Economists and investors continue to scrutinize consumer spending data for signals about the strength of the U.S. economy. Early signs in 2024 are that consumers may be modestly pulling back on spending, but not to the point of hobbling economic growth. Solid consumer spending was key to surprisingly strong economic growth in 2023.
Concerns emerged in early 2024 based on a primary measure of consumer activity, namely retail spending. While retail sales grew by 0.6% in February (compared to January), the previous month’s data was revised downward, showing a spending decline of 1.1%.1 Even February’s gain in retail activity could be attributed, in part, to the higher prices paid for gasoline. However, in recent months, other data related to consumer activity has been more encouraging.

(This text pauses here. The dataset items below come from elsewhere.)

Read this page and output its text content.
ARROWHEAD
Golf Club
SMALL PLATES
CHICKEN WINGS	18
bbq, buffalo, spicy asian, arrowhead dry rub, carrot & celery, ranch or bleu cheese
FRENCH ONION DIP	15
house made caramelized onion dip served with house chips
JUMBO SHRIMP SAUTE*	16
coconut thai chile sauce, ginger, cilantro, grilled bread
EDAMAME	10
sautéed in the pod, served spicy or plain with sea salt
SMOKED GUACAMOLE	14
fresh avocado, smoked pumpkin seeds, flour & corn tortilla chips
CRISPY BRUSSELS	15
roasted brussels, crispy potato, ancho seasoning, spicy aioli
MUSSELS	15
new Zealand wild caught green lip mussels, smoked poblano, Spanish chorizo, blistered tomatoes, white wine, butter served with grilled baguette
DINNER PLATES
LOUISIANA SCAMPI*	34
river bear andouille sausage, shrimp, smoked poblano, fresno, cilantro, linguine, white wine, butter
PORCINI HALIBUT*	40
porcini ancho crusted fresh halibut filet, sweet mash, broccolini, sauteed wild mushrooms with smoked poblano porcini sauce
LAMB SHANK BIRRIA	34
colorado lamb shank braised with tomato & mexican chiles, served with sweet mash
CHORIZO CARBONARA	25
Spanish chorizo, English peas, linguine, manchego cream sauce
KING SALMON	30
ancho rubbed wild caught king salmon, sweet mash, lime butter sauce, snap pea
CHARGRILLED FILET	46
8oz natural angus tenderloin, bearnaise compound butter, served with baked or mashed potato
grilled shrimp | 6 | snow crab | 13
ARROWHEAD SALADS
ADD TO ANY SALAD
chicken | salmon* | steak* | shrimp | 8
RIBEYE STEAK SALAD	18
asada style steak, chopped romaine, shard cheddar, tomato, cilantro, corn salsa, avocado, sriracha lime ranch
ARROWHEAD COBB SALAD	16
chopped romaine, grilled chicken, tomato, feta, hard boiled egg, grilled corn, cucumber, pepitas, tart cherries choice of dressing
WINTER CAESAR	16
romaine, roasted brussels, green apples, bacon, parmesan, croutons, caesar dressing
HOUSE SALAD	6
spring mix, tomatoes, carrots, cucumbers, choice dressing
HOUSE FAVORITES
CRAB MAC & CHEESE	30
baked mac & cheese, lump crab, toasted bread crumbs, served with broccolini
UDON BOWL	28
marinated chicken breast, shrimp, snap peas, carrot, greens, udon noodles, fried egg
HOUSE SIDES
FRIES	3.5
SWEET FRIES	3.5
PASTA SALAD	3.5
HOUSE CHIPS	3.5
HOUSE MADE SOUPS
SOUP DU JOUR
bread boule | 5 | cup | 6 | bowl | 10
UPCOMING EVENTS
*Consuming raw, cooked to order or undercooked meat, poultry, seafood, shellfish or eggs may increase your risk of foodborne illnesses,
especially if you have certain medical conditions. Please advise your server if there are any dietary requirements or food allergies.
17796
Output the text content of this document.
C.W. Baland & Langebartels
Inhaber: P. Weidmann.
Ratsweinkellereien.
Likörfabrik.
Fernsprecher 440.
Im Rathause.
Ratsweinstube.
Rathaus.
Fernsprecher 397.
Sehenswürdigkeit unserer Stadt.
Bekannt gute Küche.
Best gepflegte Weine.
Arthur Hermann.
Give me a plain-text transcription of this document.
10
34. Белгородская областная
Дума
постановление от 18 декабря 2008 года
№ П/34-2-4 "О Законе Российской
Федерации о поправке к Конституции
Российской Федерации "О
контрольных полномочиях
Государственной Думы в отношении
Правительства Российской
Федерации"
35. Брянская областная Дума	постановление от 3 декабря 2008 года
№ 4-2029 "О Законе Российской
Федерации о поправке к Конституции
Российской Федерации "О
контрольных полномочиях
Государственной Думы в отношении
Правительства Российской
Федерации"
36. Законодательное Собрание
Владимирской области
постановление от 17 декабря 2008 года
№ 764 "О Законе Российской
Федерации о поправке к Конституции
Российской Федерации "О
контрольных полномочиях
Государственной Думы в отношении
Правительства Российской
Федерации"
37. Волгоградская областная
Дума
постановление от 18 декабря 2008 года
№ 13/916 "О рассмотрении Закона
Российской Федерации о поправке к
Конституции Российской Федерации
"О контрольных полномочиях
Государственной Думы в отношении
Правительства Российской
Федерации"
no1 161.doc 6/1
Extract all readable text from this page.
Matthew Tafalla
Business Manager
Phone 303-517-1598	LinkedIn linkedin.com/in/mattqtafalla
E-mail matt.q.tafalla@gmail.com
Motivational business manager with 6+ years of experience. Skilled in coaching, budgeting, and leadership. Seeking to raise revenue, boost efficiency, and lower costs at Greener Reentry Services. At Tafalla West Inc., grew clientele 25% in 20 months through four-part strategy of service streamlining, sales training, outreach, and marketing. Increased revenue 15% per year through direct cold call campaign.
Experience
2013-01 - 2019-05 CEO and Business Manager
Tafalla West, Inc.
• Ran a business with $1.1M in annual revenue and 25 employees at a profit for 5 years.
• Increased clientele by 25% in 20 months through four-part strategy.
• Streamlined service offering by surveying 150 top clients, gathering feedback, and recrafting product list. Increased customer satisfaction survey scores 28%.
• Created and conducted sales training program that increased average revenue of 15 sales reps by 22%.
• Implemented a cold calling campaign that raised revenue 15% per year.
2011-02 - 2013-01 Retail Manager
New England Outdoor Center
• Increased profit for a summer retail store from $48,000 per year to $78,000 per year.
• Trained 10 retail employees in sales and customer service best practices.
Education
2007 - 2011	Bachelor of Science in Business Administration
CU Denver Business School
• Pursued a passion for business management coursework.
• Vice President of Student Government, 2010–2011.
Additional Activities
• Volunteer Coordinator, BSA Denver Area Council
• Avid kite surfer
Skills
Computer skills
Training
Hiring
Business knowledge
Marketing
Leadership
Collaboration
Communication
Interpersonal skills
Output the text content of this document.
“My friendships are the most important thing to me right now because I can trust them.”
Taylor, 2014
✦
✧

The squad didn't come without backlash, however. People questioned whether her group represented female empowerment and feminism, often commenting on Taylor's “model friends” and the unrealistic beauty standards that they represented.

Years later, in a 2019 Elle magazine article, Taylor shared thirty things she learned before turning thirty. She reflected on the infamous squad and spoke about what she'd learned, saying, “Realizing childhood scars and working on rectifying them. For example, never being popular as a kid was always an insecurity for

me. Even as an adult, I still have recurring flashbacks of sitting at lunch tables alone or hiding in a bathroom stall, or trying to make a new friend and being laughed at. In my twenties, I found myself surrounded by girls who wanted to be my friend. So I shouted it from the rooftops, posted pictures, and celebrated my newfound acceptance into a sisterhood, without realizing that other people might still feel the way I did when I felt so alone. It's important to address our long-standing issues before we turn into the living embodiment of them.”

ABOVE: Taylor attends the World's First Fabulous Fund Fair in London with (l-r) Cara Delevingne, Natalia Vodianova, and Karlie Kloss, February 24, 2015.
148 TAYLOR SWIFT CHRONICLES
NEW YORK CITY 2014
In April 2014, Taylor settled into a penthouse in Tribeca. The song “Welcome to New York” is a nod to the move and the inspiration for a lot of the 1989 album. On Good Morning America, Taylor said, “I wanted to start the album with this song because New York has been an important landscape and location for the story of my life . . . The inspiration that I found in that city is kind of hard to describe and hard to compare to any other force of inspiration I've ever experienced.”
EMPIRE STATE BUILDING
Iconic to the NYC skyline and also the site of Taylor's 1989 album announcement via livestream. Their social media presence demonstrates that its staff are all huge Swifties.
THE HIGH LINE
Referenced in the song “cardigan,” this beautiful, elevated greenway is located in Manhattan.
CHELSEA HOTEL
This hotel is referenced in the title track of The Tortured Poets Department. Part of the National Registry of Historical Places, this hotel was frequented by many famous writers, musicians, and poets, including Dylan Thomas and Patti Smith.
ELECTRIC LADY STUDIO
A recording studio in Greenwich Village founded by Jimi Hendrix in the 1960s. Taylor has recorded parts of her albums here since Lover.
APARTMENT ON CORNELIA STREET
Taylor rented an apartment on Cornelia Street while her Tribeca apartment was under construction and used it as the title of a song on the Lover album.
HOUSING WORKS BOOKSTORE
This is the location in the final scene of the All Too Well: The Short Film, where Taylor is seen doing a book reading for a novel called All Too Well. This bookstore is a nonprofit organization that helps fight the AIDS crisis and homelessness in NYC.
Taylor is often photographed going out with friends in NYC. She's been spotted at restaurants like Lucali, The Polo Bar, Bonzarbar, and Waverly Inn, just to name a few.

For example, consumer sentiment is holding at higher levels today than was the case for much of 2023. The University of Michigan’s Consumer Sentiment Index stands 30% higher in March 2024 than at its 2023 low point.2 While improved, consumer confidence in recent months have stabilized.
In 2023’s fourth quarter, personal consumption expenditures represented nearly 68% of the nation’s GDP.3 Much of that spending requires financing, some for bigger ticket items like homes, automobiles and higher education and some in the form of credit card debt for day-to-day purchases.
Consumers’ prominent role influencing the direction of the economy is one reason why investors pay close attention to the state of consumer debt. In the fourth quarter of 2023, total household debt in the U.S. reached a record high $17.5 trillion. This represents a 3.6% increase over the amount of debt held one year prior.4 Yet that is a slower pace of year-over-year total household debt growth than in the two previous years. “Debt level growth in recent months appears to be in line with wage growth, so at this point, it doesn’t seem to be raising a red flag,” says Rob Haworth, senior investment strategy director at U.S. Bank Wealth Management.